Demolicionismo

por Rafael Balanzá

Me he enterado hace poco de que un escritor de nombre arborescente o boscoso (Nogales, Olivares u otro parecido) no hace mucho que publicó un libro sobre un futurible y distópico mundo sin literatura. Reconozco que esta noticia me ha iluminado. O al menos ha precipitado un proceso psicológico iniciado hace ya algún tiempo. Descubro, con repentina y deslumbrante claridad, que durante años he estado equivocado en cuanto a los presupuestos filosóficos y estéticos de mi vocación. Lo descubro con horror pero, también, con inefable alivio. Y me atrevo a afirmar lo siguiente: la literatura no solo es inútil, sino francamente nociva. Veo ahora claro que Platón nos mostró el camino cuando condenó a los poetas en La República.
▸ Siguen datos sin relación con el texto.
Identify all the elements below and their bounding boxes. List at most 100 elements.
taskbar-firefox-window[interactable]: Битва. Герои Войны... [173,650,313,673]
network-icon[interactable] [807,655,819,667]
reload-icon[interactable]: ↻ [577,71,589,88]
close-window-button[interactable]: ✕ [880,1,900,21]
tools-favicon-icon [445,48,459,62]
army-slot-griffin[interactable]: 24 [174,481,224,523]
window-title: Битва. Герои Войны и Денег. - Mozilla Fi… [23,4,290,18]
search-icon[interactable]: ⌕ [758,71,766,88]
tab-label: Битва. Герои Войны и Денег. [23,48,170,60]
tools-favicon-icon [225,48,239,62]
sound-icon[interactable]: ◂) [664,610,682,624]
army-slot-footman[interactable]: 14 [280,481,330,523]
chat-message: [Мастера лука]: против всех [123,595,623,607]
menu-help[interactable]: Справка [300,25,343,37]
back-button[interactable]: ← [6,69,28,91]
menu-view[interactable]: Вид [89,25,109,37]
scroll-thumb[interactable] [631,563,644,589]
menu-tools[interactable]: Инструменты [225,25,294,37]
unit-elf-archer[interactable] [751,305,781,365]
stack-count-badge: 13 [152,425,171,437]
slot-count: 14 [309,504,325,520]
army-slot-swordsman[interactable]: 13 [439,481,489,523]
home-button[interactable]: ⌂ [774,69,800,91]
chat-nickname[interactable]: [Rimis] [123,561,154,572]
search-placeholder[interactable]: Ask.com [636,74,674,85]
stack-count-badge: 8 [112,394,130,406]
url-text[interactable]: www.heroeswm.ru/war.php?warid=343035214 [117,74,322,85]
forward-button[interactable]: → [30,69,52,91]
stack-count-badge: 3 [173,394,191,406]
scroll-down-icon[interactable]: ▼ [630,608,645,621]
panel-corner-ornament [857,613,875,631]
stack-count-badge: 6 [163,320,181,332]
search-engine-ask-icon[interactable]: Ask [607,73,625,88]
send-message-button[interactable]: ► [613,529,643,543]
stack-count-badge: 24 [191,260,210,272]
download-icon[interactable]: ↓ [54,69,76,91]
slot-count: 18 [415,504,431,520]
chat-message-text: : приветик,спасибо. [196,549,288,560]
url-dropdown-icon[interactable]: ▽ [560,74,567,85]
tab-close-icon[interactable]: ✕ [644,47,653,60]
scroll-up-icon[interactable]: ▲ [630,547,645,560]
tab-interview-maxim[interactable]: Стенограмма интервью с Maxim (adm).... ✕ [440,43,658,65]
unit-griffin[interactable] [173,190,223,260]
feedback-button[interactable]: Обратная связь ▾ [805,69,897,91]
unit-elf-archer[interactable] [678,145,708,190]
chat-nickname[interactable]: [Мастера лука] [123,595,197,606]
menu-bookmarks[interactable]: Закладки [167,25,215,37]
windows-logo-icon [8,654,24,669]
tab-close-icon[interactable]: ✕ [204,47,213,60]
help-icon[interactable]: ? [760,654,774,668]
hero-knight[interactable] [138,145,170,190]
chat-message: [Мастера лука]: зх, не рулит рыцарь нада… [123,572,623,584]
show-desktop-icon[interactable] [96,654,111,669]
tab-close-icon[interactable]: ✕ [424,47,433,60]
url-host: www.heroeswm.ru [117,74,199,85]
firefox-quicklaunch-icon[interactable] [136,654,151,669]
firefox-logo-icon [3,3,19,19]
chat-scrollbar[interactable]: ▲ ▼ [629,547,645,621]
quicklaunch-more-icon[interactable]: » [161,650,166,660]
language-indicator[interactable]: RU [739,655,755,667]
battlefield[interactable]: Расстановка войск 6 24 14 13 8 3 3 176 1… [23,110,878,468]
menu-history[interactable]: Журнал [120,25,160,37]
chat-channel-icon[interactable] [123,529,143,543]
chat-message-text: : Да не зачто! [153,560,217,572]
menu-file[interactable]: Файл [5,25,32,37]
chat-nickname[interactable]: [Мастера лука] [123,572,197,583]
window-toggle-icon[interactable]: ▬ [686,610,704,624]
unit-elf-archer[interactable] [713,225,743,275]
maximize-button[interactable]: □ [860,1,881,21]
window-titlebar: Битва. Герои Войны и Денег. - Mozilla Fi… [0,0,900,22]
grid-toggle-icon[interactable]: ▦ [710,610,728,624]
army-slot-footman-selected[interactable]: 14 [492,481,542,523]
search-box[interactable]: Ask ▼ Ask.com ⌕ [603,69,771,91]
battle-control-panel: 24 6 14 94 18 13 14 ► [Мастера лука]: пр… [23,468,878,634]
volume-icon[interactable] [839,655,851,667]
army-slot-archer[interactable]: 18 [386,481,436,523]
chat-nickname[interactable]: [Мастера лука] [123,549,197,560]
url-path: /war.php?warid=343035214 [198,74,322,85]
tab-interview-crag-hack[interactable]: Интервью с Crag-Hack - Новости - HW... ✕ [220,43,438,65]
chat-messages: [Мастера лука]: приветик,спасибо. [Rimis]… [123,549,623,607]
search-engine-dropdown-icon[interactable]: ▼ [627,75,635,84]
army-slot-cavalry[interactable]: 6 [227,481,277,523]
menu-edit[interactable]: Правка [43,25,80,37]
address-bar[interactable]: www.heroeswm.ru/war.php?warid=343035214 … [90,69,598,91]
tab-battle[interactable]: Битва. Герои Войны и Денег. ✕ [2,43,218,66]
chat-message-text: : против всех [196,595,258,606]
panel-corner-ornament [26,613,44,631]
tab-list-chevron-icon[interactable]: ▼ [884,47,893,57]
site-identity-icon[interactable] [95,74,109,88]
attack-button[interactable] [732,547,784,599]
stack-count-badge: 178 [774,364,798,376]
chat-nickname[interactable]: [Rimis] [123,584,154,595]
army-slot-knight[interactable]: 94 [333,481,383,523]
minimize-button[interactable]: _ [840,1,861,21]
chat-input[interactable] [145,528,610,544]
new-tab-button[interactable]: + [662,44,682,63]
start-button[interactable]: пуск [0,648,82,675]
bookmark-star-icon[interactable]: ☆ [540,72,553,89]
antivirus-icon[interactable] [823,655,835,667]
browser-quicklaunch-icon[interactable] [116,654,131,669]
Entiendo por fin la promesa de Nietzsche de un nuevo amanecer, cuando sea abolida u olvidada la literatura del resentimiento (la que conforma el grueso de nuestra tradición) y un nuevo hombre alegre y vital ocupe de una vez el centro de la escena.

La gran literatura del siglo XIX no impidió las dos guerras mundiales, los genocidios y revoluciones sangrientas del XX. Los países más cultos, desde el ápice de su grandiosa sensibilidad se precipitaron en la barbarie. Me pregunto para qué nos sirven las siniestras y morbosas fantasías de un Kafka, si no es para emponzoñar los transparentes veneros de la vida. ¿Quién necesita asistir a los intrincados tormentos de un Hamlet, al delirio infantiloide de un Alonso Quijano, cuando lo que tenían de valioso aquellas turbias invenciones lo encontramos disuelto y disponible en series de televisión mucho más entretenidas que sus periclitadas fuentes literarias? Así que… convirtamos la ficción del escritor boscoso en un formal ideario programático. Acabemos de una vez con la literatura. En una primera fase no propongo destruir los libros populares, las ficciones de entretenimiento. Estas son de utilidad social y se pueden considerar (de momento) aprovechables. Pero terminemos de una vez por todas con los libros que exploran el supuesto misterio de la condición humana. El misterio está resuelto. Y la respuesta es que no había ningún misterio, sino una trapacera conspiración para fabricarlo, un mero truco, un trampantojo semejante al del Mago de Oz.

Nadie podrá decir que no predico con el ejemplo. Como algún crítico ha señalado ya, mi propia obra está evolucionando desde una inicial literatura de la angustia, la culpa y el absurdo (mis dos o tres primeros libros), hacia una escritura ligera, jovial y de carácter popular. Lo que demuestra que hace ya algún tiempo que yo venía intuyendo cuál era el verdadero camino.

Ahora bien, toda obra de destrucción debe acometerse con la alegría de una fiesta, con el entusiasmo de una gran celebración. Así que antes de acabar definitivamente con la literatura, propongo el siguiente plan, a modo de orgásmico colofón de una mentira demasiado duradera. Pido solemnemente que se incorpore a nuestra Constitución el derecho de todos los españoles que lo deseen a publicar al menos un libro en su vida (en papel, desde luego) con cargo a los presupuestos generales del Estado. Y voy más lejos. ¿No necesitarán estos libros lectores? Pues disponemos actualmente de más de cuatro millones de parados. Si convertimos a los parados en lectores profesionales pagados por los propios autores, acabaríamos de una sola tacada con la frustración literaria y con el paro. Se objetará que muchos desocupados son también escritores. No lo niego, pero con la gran dinamización de la economía que desencadenaría mi plan quedaría bien cerrada cualquier posible brecha financiera. Desde aquí, desde ahora, y con la más acerada e irrevocable convicción, yo proclamo la última, la definitiva y redentora vanguardia literaria: el Demolicionismo.